Terminé de leer "Más profundo", de Megan Hart. Si tienes intención de leerla y no lo has hecho aún, mejor dejas de leer esto ahora mismo, porque tengo la necesidad de hablar de ciertas cosas que no debes saber.

Llegar al final y asistir a la terrible confesión de Nick, afirmando lo que como lectora ya sabía o intuía desde el principio, no fue duro. Lo que me dejó en shock fue pensar en cuántas personas reales había en el mundo que no tenían a nadie en absoluto, personas que no eran capaces de darse al amor de ninguna manera, por diferentes motivos, y que por eso, estaban total y aterradoramente solas, hasta el punto que si desaparecían del mundo, como le pasó a Nick al morir ahogado en el mar, nadie los iba a echar de menos.

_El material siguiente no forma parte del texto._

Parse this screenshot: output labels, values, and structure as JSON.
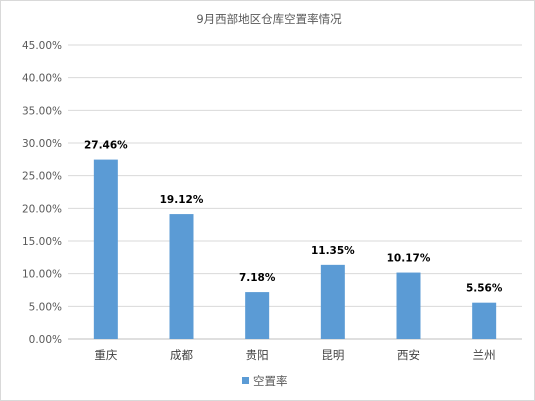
{
  "chart_data": {
    "type": "bar",
    "title": "9月西部地区仓库空置率情况",
    "categories": [
      "重庆",
      "成都",
      "贵阳",
      "昆明",
      "西安",
      "兰州"
    ],
    "series": [
      {
        "name": "空置率",
        "values": [
          27.46,
          19.12,
          7.18,
          11.35,
          10.17,
          5.56
        ],
        "color": "#5B9BD5"
      }
    ],
    "data_labels": [
      "27.46%",
      "19.12%",
      "7.18%",
      "11.35%",
      "10.17%",
      "5.56%"
    ],
    "y_ticks": [
      "0.00%",
      "5.00%",
      "10.00%",
      "15.00%",
      "20.00%",
      "25.00%",
      "30.00%",
      "35.00%",
      "40.00%",
      "45.00%"
    ],
    "ylim": [
      0,
      45
    ],
    "grid": true,
    "legend_position": "bottom",
    "xlabel": "",
    "ylabel": ""
  }
}
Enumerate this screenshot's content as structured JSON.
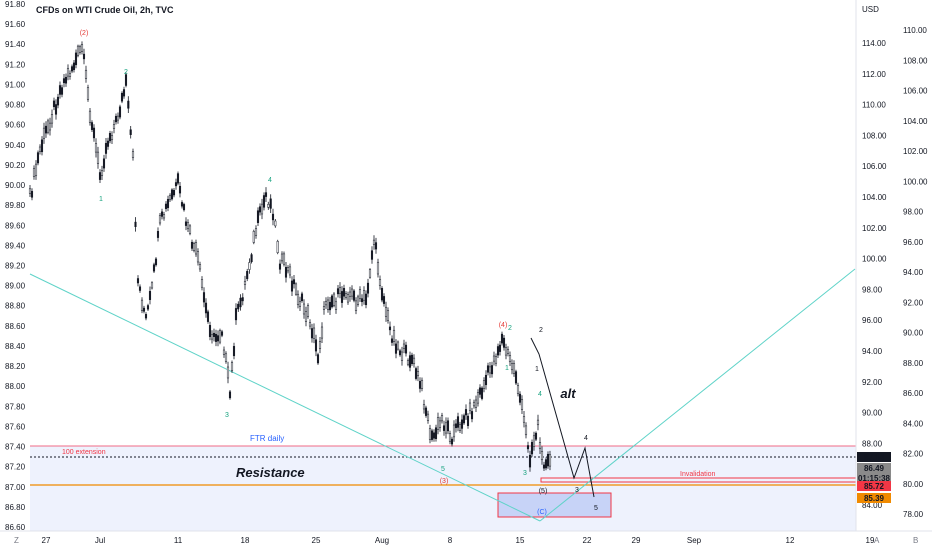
{
  "header": {
    "title": "CFDs on WTI Crude Oil, 2h, TVC",
    "currency": "USD"
  },
  "corners": {
    "left": "Z",
    "auto": "A",
    "b": "B"
  },
  "colors": {
    "candle": "#131722",
    "zone_fill": "#e3e9fb",
    "zone_line": "#f06b86",
    "teal": "#5fd3c8",
    "orange": "#f08a00",
    "wave_green": "#16a37f",
    "wave_red": "#e53935",
    "price_black": "#131722",
    "price_gray": "#8a8a8a",
    "price_red": "#f23645",
    "price_orange": "#f08a00"
  },
  "chart_data": {
    "type": "candlestick",
    "left_axis_ticks": [
      "91.80",
      "91.60",
      "91.40",
      "91.20",
      "91.00",
      "90.80",
      "90.60",
      "90.40",
      "90.20",
      "90.00",
      "89.80",
      "89.60",
      "89.40",
      "89.20",
      "89.00",
      "88.80",
      "88.60",
      "88.40",
      "88.20",
      "88.00",
      "87.80",
      "87.60",
      "87.40",
      "87.20",
      "87.00",
      "86.80",
      "86.60"
    ],
    "right_axis_ticks": [
      "110.00",
      "108.00",
      "106.00",
      "104.00",
      "102.00",
      "100.00",
      "98.00",
      "96.00",
      "94.00",
      "92.00",
      "90.00",
      "88.00",
      "86.00",
      "84.00",
      "82.00",
      "80.00",
      "78.00"
    ],
    "right_axis_inner_ticks": [
      "114.00",
      "112.00",
      "110.00",
      "108.00",
      "106.00",
      "104.00",
      "102.00",
      "100.00",
      "98.00",
      "96.00",
      "94.00",
      "92.00",
      "90.00",
      "88.00",
      "86.00",
      "84.00"
    ],
    "x_ticks": [
      "27",
      "Jul",
      "11",
      "18",
      "25",
      "Aug",
      "8",
      "15",
      "22",
      "29",
      "Sep",
      "12",
      "19"
    ],
    "price_labels": [
      {
        "value": "87.14",
        "style": "black"
      },
      {
        "value": "86.49",
        "style": "gray"
      },
      {
        "value": "01:15:38",
        "style": "gray"
      },
      {
        "value": "85.72",
        "style": "red"
      },
      {
        "value": "85.39",
        "style": "orange"
      }
    ],
    "zone_labels": [
      "100 extension",
      "FTR daily",
      "Resistance",
      "Invalidation"
    ],
    "wave_labels": [
      {
        "text": "(2)",
        "color": "red"
      },
      {
        "text": "1",
        "color": "green"
      },
      {
        "text": "2",
        "color": "green"
      },
      {
        "text": "3",
        "color": "green"
      },
      {
        "text": "4",
        "color": "green"
      },
      {
        "text": "(4)",
        "color": "red"
      },
      {
        "text": "2",
        "color": "green"
      },
      {
        "text": "1",
        "color": "green"
      },
      {
        "text": "4",
        "color": "green"
      },
      {
        "text": "5",
        "color": "green"
      },
      {
        "text": "3",
        "color": "green"
      },
      {
        "text": "(3)",
        "color": "red"
      },
      {
        "text": "(5)",
        "color": "black"
      },
      {
        "text": "(C)",
        "color": "blue"
      },
      {
        "text": "2",
        "color": "black"
      },
      {
        "text": "1",
        "color": "black"
      },
      {
        "text": "alt",
        "color": "black"
      },
      {
        "text": "4",
        "color": "black"
      },
      {
        "text": "3",
        "color": "black"
      },
      {
        "text": "5",
        "color": "black"
      }
    ]
  }
}
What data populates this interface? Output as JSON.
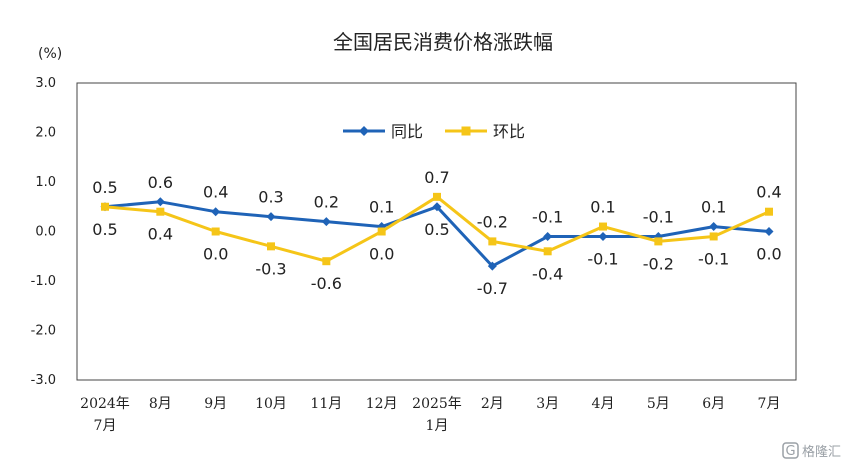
{
  "chart_data": {
    "type": "line",
    "title": "全国居民消费价格涨跌幅",
    "unit_label": "(%)",
    "categories": [
      [
        "2024年",
        "7月"
      ],
      [
        "8月"
      ],
      [
        "9月"
      ],
      [
        "10月"
      ],
      [
        "11月"
      ],
      [
        "12月"
      ],
      [
        "2025年",
        "1月"
      ],
      [
        "2月"
      ],
      [
        "3月"
      ],
      [
        "4月"
      ],
      [
        "5月"
      ],
      [
        "6月"
      ],
      [
        "7月"
      ]
    ],
    "y_ticks": [
      "3.0",
      "2.0",
      "1.0",
      "0.0",
      "-1.0",
      "-2.0",
      "-3.0"
    ],
    "ylim": [
      -3.0,
      3.0
    ],
    "grid": false,
    "legend_position": "top-center",
    "series": [
      {
        "name": "同比",
        "color": "#1F63B7",
        "marker": "diamond",
        "values": [
          0.5,
          0.6,
          0.4,
          0.3,
          0.2,
          0.1,
          0.5,
          -0.7,
          -0.1,
          -0.1,
          -0.1,
          0.1,
          0.0
        ],
        "labels": [
          "0.5",
          "0.6",
          "0.4",
          "0.3",
          "0.2",
          "0.1",
          "0.5",
          "-0.7",
          "-0.1",
          "-0.1",
          "-0.1",
          "0.1",
          "0.0"
        ]
      },
      {
        "name": "环比",
        "color": "#F5C518",
        "marker": "square",
        "values": [
          0.5,
          0.4,
          0.0,
          -0.3,
          -0.6,
          0.0,
          0.7,
          -0.2,
          -0.4,
          0.1,
          -0.2,
          -0.1,
          0.4
        ],
        "labels": [
          "0.5",
          "0.4",
          "0.0",
          "-0.3",
          "-0.6",
          "0.0",
          "0.7",
          "-0.2",
          "-0.4",
          "0.1",
          "-0.2",
          "-0.1",
          "0.4"
        ]
      }
    ]
  },
  "watermark": {
    "text": "格隆汇",
    "icon": "g-logo-icon"
  }
}
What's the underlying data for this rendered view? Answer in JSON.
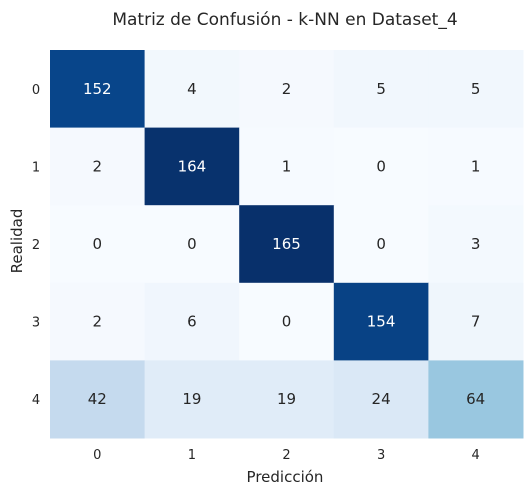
{
  "chart_data": {
    "type": "heatmap",
    "title": "Matriz de Confusión - k-NN en Dataset_4",
    "xlabel": "Predicción",
    "ylabel": "Realidad",
    "x_categories": [
      "0",
      "1",
      "2",
      "3",
      "4"
    ],
    "y_categories": [
      "0",
      "1",
      "2",
      "3",
      "4"
    ],
    "values": [
      [
        152,
        4,
        2,
        5,
        5
      ],
      [
        2,
        164,
        1,
        0,
        1
      ],
      [
        0,
        0,
        165,
        0,
        3
      ],
      [
        2,
        6,
        0,
        154,
        7
      ],
      [
        42,
        19,
        19,
        24,
        64
      ]
    ],
    "colormap": "Blues",
    "vmin": 0,
    "vmax": 165,
    "colorbar": false,
    "grid": false
  }
}
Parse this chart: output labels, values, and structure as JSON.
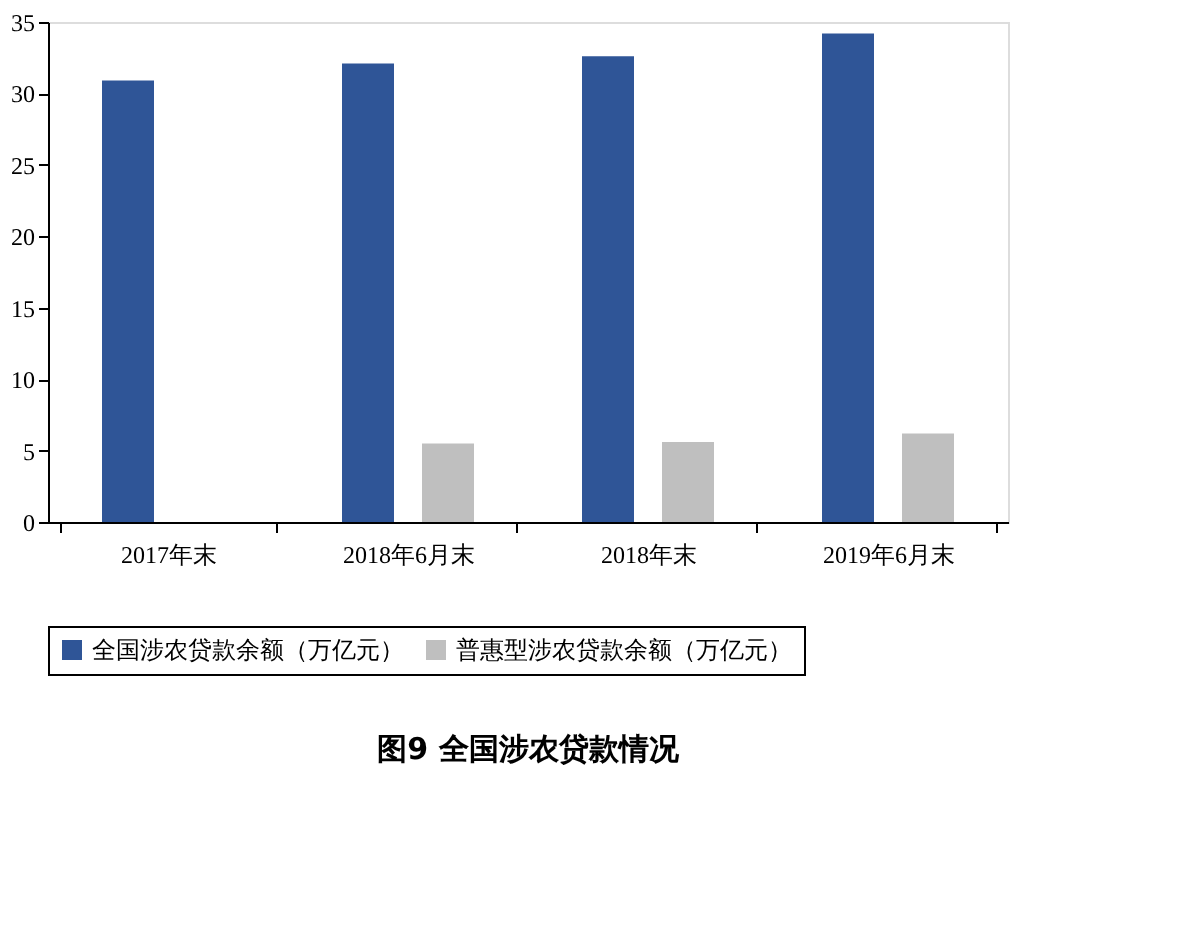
{
  "chart_data": {
    "type": "bar",
    "title": "图9 全国涉农贷款情况",
    "categories": [
      "2017年末",
      "2018年6月末",
      "2018年末",
      "2019年6月末"
    ],
    "series": [
      {
        "name": "全国涉农贷款余额（万亿元）",
        "color": "#2f5597",
        "values": [
          30.9,
          32.1,
          32.6,
          34.2
        ]
      },
      {
        "name": "普惠型涉农贷款余额（万亿元）",
        "color": "#bfbfbf",
        "values": [
          null,
          5.5,
          5.6,
          6.2
        ]
      }
    ],
    "ylim": [
      0,
      35
    ],
    "yticks": [
      0,
      5,
      10,
      15,
      20,
      25,
      30,
      35
    ],
    "grid": false,
    "legend": "bottom"
  }
}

Lloré con esa historia, no puedo negarlo, pero no por un amor que no llega a buen puerto, si no por la desolación al pensar en un ser humano, ávido de amar y ser amado, como cualquier otro, pero tan herido y confundido, que no fue capaz de romper las cadenas con las que él mismo se mantenía prisionero. Y cuando al fin consigue hacerlo, el destino le arrebata todo de un plumazo.

Cerré los ojos e intenté imaginarme sin tener a mi lado a mi marido, al que a veces ahogaría con mis propias manos; o sin mi hija, que a veces me saca de quicio. Sentirme completamente sola y sin nadie, ponerme en el lugar de Nick. Pensar en lo cruel e injusta que es a veces la vida, sin metáforas.

Dicen que todos morimos solos, pero no es cierto. Aunque el acto de morir en sí es solitario, y que el hecho de tener a nuestro lado a la gente que queremos, probablemente no lo hace ni mejor ni más fácil, la verdad es que, si estamos rodeados de gente que nos quiere y a la que queremos, sean pocos o muchos, implica que nuestra vida ha valido la pena. Hayamos cumplido nuestros sueños, o no; hayamos sido felices, o no; si tenemos en nuestro corazón el recuerdo de personas que nos han querido y a las que hemos correspondido, si hay personas en el mundo que llorarán por nosotros cuando no estemos, y que nos echarán de menos de vez en cuando, soltando ni que sea una solitaria lágrima con nuestro recuerdo, querrá decir que algo hemos hecho bien, que no hemos sido cobardes a la hora de amar y ser amados, que hemos sido valientes arriesgándonos a la amistad y al dolor, que el miedo al rechazo y a ser traicionados no nos han impedido darnos a nosotros mismos en el acto más desinteresado del que el ser humano es capaz.

No me arrepiento de todas las veces que he dado mi corazón, ni tampoco de todas las veces que me lo han roto. Por eso sigo apostando por la amistad una y otra vez y, lo mejor de todo, es que aunque me he equivocado más veces de las que he acertado, la felicidad que éstas últimas me han aportado, han hecho que valieran la pena todas las lágrimas que he derramado por aquellos que me han defraudado.